By Erin Alderson
Disparate impact discrimination occurs when an employer’s business practice has a disproportionate and adverse effect on persons in a protected class. The disparate impact theory of discrimination was first articulated in the Supreme Court case, Griggs v. Duke Power Co., 401 U.S. 424 (1971).
In Griggs, a group of African-American employees sued their employer, a power company, for requiring applicants to possess a high school diploma and a certain test scores to qualify for certain jobs. The District Court and the United States Court of Appeals for the Fourth Circuit held that absent a discriminatory motive the requirements were proper. The Supreme Court held that these practices constituted disparate impact discrimination because the standards were not shown to be significantly related to successful job performance and the requirements disqualified African-Americans at a substantially higher rate than white applicants.

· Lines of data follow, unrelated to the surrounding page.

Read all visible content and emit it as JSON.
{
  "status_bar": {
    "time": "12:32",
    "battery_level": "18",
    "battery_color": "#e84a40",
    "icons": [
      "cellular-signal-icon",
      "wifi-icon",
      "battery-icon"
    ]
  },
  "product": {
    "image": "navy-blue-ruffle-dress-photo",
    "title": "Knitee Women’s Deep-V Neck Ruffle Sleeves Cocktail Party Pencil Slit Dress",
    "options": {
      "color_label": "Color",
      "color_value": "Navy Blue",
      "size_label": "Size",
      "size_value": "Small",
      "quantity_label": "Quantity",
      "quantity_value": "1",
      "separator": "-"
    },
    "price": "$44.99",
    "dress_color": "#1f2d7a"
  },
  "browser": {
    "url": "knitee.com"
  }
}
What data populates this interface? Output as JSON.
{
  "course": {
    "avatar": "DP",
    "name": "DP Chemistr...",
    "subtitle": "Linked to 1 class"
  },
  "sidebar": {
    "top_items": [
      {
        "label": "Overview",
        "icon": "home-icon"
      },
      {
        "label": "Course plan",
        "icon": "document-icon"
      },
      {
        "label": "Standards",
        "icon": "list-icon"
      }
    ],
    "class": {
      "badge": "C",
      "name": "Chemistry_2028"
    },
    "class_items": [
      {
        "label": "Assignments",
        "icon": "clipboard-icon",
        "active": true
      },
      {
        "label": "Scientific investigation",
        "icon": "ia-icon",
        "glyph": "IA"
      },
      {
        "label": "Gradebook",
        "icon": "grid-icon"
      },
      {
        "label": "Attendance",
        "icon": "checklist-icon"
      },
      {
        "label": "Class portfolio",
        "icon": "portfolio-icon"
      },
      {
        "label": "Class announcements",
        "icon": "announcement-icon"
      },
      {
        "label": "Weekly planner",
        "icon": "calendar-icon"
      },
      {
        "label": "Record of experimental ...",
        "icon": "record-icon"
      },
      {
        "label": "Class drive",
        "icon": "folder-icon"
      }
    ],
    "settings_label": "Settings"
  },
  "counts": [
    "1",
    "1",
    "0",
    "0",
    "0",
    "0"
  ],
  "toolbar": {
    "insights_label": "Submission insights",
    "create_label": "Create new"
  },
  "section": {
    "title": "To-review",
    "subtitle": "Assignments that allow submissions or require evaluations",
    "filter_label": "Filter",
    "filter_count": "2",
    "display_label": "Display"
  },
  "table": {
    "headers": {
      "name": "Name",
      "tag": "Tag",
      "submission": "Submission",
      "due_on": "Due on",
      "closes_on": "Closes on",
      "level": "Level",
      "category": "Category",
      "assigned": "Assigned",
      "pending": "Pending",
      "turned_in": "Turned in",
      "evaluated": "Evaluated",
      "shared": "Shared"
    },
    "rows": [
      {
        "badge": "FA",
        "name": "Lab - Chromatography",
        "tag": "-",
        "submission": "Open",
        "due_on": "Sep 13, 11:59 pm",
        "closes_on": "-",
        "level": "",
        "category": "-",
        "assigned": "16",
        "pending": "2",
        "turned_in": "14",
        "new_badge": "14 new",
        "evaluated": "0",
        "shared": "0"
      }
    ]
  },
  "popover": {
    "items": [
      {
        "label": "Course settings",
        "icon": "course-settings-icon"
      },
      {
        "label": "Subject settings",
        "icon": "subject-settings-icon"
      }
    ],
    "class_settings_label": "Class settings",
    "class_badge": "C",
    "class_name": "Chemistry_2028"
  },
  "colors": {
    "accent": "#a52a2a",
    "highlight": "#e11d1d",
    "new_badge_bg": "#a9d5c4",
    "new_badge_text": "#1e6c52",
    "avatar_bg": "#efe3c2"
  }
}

In 1991, Congress codified disparate impact into Title VII. The Civil Rights Act of 1991 added the following language:
(k)(1)(A): An unlawful employment practice based on disparate impact is established under this title only if:
(i) A complaining party demonstrates that a respondent uses a particular employment practice that causes a disparate impact on the basis of race, color, religion, sex, or national origin and the respondent fails to demonstrate that the challenged practice is job related for the position in question and consistent with business necessity; or
(ii) the complaining party makes the demonstration described in sub paragraph (c) with respect to an alternative employment practice and the respondent refuses to adopt such alterative employment practice.
This language sets up a three-part test for disparate impact claims under Title VII. First, the plaintiff establishes that an employment practice causes a disparate impact. An employer can overcome a claim of disparate impact discrimination by demonstrating that the employment practice in question is “job related for the position in question and consistent with business necessity” (for Title VII discrimination claims). The plaintiff can still prevail if it can show that the employer could have used an alternative employment practice that did not result in a disparity.
An example may be helpful. Let’s say a city requires all firefighters to have a height of 6 feet and weigh at least 140 pounds. This requirement would have an adverse effect on women. The employer would likely be unable to show that a height and weight requirement is necessary for the job. Rather, if the employer wanted to test strength, the employer should rely on tests that measure it. In this case, height and weight are not a good proxy for strength and are not related to job performance.
Under the Age Discrimination in Employment Act (ADEA), the analysis works differently. The first step is the same as for Title VII cases, where the plaintiff establishes that a particular practice created a disparate impact. However, the employer’s response to this showing is different under the ADEA than it is under Title VII. An employer can overcome a claim of disparate impact discrimination under the ADEA if it demonstrates that the practice was based on a reasonable factor other than age. Smith v. City of Jackson, 544 U.S. 228 (2005). In Meacham v. Knolls Atomic Power Laboratory, the Supreme Court clarified that the employer has the burden of demonstrating that the challenged employment practice is “based on reasonable factors other than age” (RFOA) because it is an affirmative defense. Many employers have successfully used this defense by demonstrating that the practice in question is reasonable. Unlike the “business necessity” defense, which is used in Title VII disparate impact claims, the RFOA defense does not consider whether there are other ways for the employer to achieve its goals which would not result in a disparate impact on a protected class.